If the S&P 500 profit margin maintains its current trajectory, it is projected to surpass 12% by calendar 2024, which is significantly higher than the 30-year average of 8%. According to John Butters, FactSet Senior Vice President and Senior Earnings Analyst, analysts are estimating exactly that. According to his report, analysts predict that the S&P 500’s operating profit margin will be 12.2%, 12.6%, and 12.5% over the next three quarters.
Not many people realise the extent to which the stock market’s current high level relies on the expansion of profit margins. Imagine if the profit margin from 30 years ago was still applicable today. In that case, the S&P 500 would currently be trading at 2,395, assuming all other factors remained constant.
For quite some time, economists have been pondering the sustainability of the increasing profit margin. Over the past 30 years, there has been a noticeable decline in the share of gross domestic income going to labour. This decline has come at the expense of labour, as their share has fallen from around 46% to 43%. The chart below clearly shows a noticeable downward trend spanning three decades.
Rob Arnott, founder and chairman of Research Affiliates, is one who believes profit margins are more likely to revert towards historical (lower) norms than rise indefinitely. In an email, he pointed out that while it’s possible the several-decade uptrend can continue a while longer, it can turn down at any time.
There have been numerous portrayals of a rather bleak outlook for the stock market’s future, with predictions based on the potential decline if the profit margin returns to its historical average. However, there is no need to make assumptions about declining profit margins in order to come to realistic projections about the market’s future. A profit margin that remains stagnant and fails to increase signifies below-average returns in the future.
That’s because, without a boost in profit margins, future stock market returns can only be derived from two factors: an increase in P/E multiples and growth in corporate sales. Both sources paint a bleak picture for the potential of a robust bull market in the coming decade. The U.S. market’s P/E ratio based on next 12-month earnings is already at an exceptionally high level, surpassing the majority of monthly readings since 2000. Investors should consider themselves fortunate if the P/E ratio manages to maintain its current high level without experiencing a decline.

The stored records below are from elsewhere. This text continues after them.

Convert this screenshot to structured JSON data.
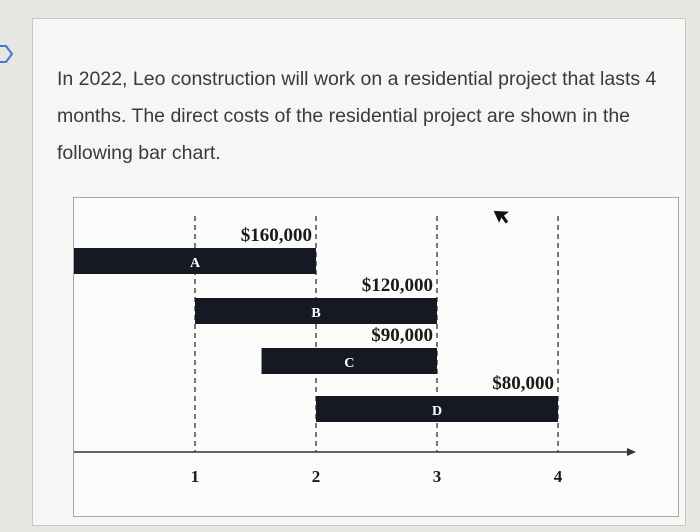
{
  "question": {
    "text": "In 2022, Leo construction will work on a residential project that lasts 4 months. The direct costs of the residential project are shown in the following bar chart."
  },
  "chart_data": {
    "type": "bar",
    "orientation": "horizontal-gantt",
    "title": "",
    "xlabel": "",
    "ylabel": "",
    "xlim": [
      0,
      4
    ],
    "x_ticks": [
      1,
      2,
      3,
      4
    ],
    "tasks": [
      {
        "name": "A",
        "start": 0,
        "end": 2,
        "cost": "$160,000"
      },
      {
        "name": "B",
        "start": 1,
        "end": 3,
        "cost": "$120,000"
      },
      {
        "name": "C",
        "start": 1.55,
        "end": 3,
        "cost": "$90,000"
      },
      {
        "name": "D",
        "start": 2,
        "end": 4,
        "cost": "$80,000"
      }
    ],
    "gridlines": "dashed-vertical",
    "bar_color": "#151923"
  }
}
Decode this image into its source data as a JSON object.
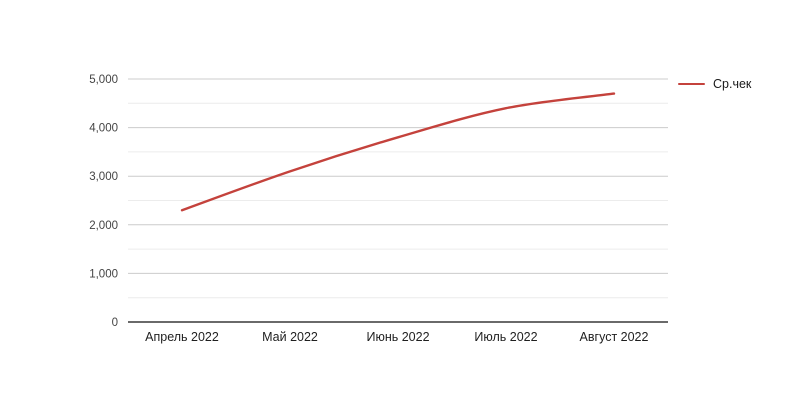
{
  "chart_data": {
    "type": "line",
    "title": "",
    "xlabel": "",
    "ylabel": "",
    "categories": [
      "Апрель 2022",
      "Май 2022",
      "Июнь 2022",
      "Июль 2022",
      "Август 2022"
    ],
    "series": [
      {
        "name": "Ср.чек",
        "values": [
          2300,
          3100,
          3800,
          4400,
          4700
        ],
        "color": "#c4423c"
      }
    ],
    "ylim": [
      0,
      5000
    ],
    "yticks": [
      0,
      1000,
      2000,
      3000,
      4000,
      5000
    ],
    "ytick_labels": [
      "0",
      "1,000",
      "2,000",
      "3,000",
      "4,000",
      "5,000"
    ],
    "grid": "on",
    "minor_gridlines": "on",
    "legend_position": "right",
    "curve": "smooth"
  },
  "colors": {
    "line": "#c4423c",
    "grid_major": "#cccccc",
    "grid_minor": "#ececec",
    "axis": "#111111",
    "y_tick_label": "#444444",
    "x_tick_label": "#1f1f1f",
    "background": "#ffffff"
  }
}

Sales growth, on the other hand, is expected to be weak. The rate of sales growth has typically been lower than that of the overall economy, and it is expected that economic growth will be slower compared to previous periods. Throughout the past seventy years, the S&P 500’s sales-per-share growth rate has consistently been 0.7 annualised percentage points lower than that of the U.S. GDP. Projections from the non-partisan Congressional Budget Office (CBO) indicate that the real GDP in the U.S. is expected to experience a 2.0% annualised growth rate until 2034.
Based on the CBO projections and assuming a constant P/E ratio, the S&P 500’s inflation-adjusted annualised return is expected to be only 1.3% over the next decade, if we are optimistic.